Oliver rubbed a hand over his head.
“It beats the heat and saves on haircuts. This is Beatrice from Oslo and Marina from Hamburg. Will you sit?” He reached behind him to pull a chair around from the other table. The girls shifted to make room.
Her heart was beating too fast, beads of sweat were popping out on her forehead. She tried to include them all in the facsimile of a smile.
“No thanks. I’m on my way to the beach.”
A few minutes later she was stepping down off the promenade onto the sand when a motorcycle backfired, then drew up beside her.
“I thought you’d left,” Oliver shouted over the engine. Perched in the sidecar, Wrecks was smiling.
“I got sick. I leave tomorrow morning.”
“I know a much better beach: stunning views, palm trees. Fifteen minutes away.”
She shook her head.
“Come on, you can’t leave Crete without going to Preveli.”
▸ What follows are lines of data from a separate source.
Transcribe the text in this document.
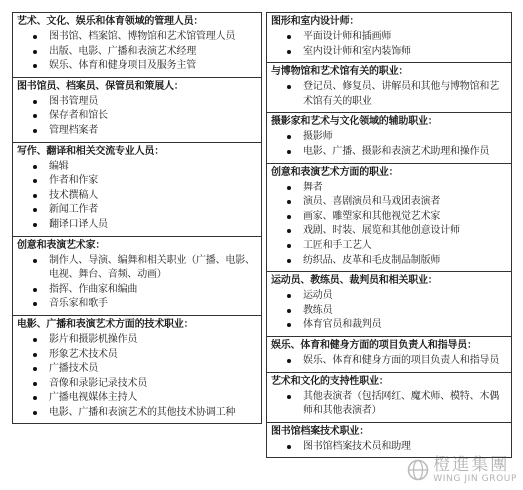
艺术、文化、娱乐和体育领域的管理人员：
图书馆、档案馆、博物馆和艺术馆管理人员
出版、电影、广播和表演艺术经理
娱乐、体育和健身项目及服务主管
图书馆员、档案员、保管员和策展人：
图书管理员
保存者和馆长
管理档案者
写作、翻译和相关交流专业人员：
编辑
作者和作家
技术撰稿人
新闻工作者
翻译口译人员
创意和表演艺术家：
制作人、导演、编舞和相关职业（广播、电影、电视、舞台、音频、动画）
指挥、作曲家和编曲
音乐家和歌手
电影、广播和表演艺术方面的技术职业：
影片和摄影机操作员
形象艺术技术员
广播技术员
音像和录影记录技术员
广播电视媒体主持人
电影、广播和表演艺术的其他技术协调工种
图形和室内设计师：
平面设计师和插画师
室内设计师和室内装饰师
与博物馆和艺术馆有关的职业：
登记员、修复员、讲解员和其他与博物馆和艺术馆有关的职业
摄影家和艺术与文化领域的辅助职业：
摄影师
电影、广播、摄影和表演艺术助理和操作员
创意和表演艺术方面的职业：
舞者
演员、喜剧演员和马戏团表演者
画家、雕塑家和其他视觉艺术家
戏剧、时装、展览和其他创意设计师
工匠和手工艺人
纺织品、皮革和毛皮制品制版师
运动员、教练员、裁判员和相关职业：
运动员
教练员
体育官员和裁判员
娱乐、体育和健身方面的项目负责人和指导员：
娱乐、体育和健身方面的项目负责人和指导员
艺术和文化的支持性职业：
其他表演者（包括网红、魔术师、模特、木偶师和其他表演者）
图书馆档案技术职业：
图书馆档案技术员和助理
橙進集團
WING JIN GROUP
“What about your lunch, your friends?”
“I just met them at the youth hostel. They’re catching the three o’clock bus to Rethymnon.”
In her weakened state, the sidecar looked safest. She could use her towel to protect her sun shirt and sarong from Wrecks. The bike tilted around bends, overtaking a grandfather nodding, half asleep in his donkey’s wooden saddle, then passing a tractor with a wagon full of hay. Stands of bamboo, olive groves, and ditches dotted with colour blurred as the sidecar rattled past. Strands of hair tugged out of Cally’s ponytail, whipping the air behind her. On the right, the land sloped up into headland mountains sheered off on their far sides, by the sea. Inland, the red-tiled roofs and whitewashed walls of a village sat on the mountainside just this side of the Kourtaliotis Gorge. Then Oliver took a right turn, and there ahead of them lay the valley she had first seen from the gorge far above. A stream that flowed down from the gorge came out of the bamboo to pass under the high arch of an old cobblestone bridge. Oliver slowed, turning left onto a flat, paved bridge beside the ancient one. A dirt track on the other side led south toward a small tavérna in the shade of some trees. The minute he stopped the dog leapt out of her lap.